Подходит время брать курс на полюс. Уточняю наше действительное место. Мы на траверзе мыса Северный. Пора делать поворот. Сильный встречный ветер, низкая облачность. Уходим вверх. Обидно: не можем наблюдать льды, но слишком сильно обледенение, чтобы лететь на малой высоте. На широте 82 градуса 10 минут снова пошли вниз. На этот раз там было терпимо, и с высоты 80 метров мы ясно увидели лед с разводьями открытой воды. Сотни узких трещин испещряли лед, всюду виднелись следы интенсивного торошения. Слева неожиданно выросла трехвершинная ледяная гора.
- Земля! - воскликнул Сомов. - Остров!
Мы изменили курс и сделали над "островом" два круга.
Голубые изломы льда на краях "острова" показали, что это всего-навсего айсберг. Правда, по здешним меркам огромный - 450 на 100 метров. Как он попал сюда? Ведь от Северной Земли льды дрейфуют на запад, а на островах Де-Лонга нет таких мощных айсбергов. Может, с Канадского архипелага? Похожий айсберг мы с Черевичным встретили в 1941 году у острова Врангеля. Делюсь своими мыслями с Сомовым.
- Ни одна академия не даст нам ответа,- говорит он, зарисовывая в тетрадь "остров". И неожиданно спрашивает:
- Ты уверен в правильности курса?
- Абсолютно. А что тебя смущает?
- Ни в одном из трех компасов картушки не стоят на нашем курсе.
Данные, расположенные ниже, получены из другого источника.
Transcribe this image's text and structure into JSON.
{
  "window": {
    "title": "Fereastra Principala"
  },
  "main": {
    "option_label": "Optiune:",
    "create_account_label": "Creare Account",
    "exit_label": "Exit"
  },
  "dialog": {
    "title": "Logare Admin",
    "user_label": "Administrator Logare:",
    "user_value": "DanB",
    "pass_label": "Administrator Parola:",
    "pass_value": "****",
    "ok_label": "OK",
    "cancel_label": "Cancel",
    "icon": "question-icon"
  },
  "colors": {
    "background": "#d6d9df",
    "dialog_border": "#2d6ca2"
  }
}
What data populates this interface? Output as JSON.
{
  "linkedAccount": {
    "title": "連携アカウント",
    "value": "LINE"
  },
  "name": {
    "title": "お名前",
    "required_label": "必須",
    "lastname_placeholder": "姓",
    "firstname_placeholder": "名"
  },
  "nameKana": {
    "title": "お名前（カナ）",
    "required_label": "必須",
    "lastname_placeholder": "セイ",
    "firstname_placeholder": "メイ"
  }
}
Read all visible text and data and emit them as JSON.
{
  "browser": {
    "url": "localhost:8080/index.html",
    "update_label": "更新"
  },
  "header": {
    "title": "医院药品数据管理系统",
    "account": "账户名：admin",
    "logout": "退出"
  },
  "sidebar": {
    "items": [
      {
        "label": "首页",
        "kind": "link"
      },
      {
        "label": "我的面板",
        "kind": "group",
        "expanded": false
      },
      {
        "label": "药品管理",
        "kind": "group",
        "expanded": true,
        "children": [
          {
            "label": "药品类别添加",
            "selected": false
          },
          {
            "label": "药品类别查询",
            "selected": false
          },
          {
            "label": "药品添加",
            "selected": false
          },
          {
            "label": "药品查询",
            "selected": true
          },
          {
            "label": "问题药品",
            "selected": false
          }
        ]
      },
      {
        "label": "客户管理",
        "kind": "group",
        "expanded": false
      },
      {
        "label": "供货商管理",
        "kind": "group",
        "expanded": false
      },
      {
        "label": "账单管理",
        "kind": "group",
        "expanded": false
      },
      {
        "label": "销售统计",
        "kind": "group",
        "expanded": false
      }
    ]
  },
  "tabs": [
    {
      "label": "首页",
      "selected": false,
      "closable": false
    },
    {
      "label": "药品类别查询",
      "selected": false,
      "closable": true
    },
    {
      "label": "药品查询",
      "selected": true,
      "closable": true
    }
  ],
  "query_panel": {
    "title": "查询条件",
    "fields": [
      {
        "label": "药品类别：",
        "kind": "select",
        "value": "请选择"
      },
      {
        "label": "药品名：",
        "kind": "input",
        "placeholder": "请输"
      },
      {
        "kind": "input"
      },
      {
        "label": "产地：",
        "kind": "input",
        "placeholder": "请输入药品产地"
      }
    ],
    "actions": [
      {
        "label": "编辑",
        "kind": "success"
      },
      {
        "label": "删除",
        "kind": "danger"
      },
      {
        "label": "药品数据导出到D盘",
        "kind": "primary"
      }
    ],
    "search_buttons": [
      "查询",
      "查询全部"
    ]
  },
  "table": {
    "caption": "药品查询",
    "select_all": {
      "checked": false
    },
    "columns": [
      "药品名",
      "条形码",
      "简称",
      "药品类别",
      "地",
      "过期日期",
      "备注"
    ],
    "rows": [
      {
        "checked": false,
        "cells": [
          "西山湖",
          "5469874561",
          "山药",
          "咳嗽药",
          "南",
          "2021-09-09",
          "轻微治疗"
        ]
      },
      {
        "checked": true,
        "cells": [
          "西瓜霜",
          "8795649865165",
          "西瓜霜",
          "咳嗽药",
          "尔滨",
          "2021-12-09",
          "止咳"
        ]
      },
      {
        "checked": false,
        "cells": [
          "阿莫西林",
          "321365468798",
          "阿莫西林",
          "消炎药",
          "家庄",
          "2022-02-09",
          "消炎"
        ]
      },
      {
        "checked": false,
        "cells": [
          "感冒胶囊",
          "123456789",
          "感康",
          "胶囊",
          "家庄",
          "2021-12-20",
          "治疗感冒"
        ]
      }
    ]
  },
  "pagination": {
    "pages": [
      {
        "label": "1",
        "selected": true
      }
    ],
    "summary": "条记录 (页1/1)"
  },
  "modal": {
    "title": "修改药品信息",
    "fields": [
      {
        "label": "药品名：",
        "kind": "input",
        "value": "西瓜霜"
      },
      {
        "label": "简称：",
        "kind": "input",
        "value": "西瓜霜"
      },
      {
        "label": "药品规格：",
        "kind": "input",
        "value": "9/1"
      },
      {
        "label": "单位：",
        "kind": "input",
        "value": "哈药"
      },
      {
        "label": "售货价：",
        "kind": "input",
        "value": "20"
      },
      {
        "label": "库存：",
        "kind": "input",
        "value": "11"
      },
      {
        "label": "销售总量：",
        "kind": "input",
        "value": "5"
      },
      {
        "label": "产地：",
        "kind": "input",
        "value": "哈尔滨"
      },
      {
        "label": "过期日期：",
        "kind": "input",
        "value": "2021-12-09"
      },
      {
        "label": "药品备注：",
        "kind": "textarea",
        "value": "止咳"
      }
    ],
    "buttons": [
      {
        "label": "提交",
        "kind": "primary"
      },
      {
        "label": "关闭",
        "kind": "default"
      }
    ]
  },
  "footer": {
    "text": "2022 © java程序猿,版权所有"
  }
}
Судя по их показаниям, мы идем вместо севера на северо-запад.
- А средняя линия зари? Посмотри на экран астропеленгатора. Как видишь, идем точно на север.
- Но тогда почему до сих пор нет пакового льда? Ведь его граница обычно лежит между 82-й и 83-й параллелями.
Ледовый массив под самолетом был действительно необычным. Пакового, то есть многолетнего, льда не наблюдалось, и лишь через три градуса, на 85-й параллели, пак занял все видимое пространство океана. Начали встречаться ледовые поля, годные для посадки в лыжном варианте. Это поднимало настроение: все-таки чувствуешь себя увереннее, когда внизу мощный лед, а не его подобие.
Прогноз, данный синоптиком Фроловым с Диксона, оказался очень точным: температура и ветер не меняли своих показаний. А вот облачность была настолько капризной, что высота полета все время колебалась от 50 до 1000 метров. На широте 86 градусов с семисотметровой высоты удалось запеленговать красный столб над солнцем, которое находилось ниже горизонта в юго-восточной части неба. Взятый пеленг позволил уточнить наш истинный курс, и до 88-го градуса мы шли только по счислению, так как опять началась сплошная облачность.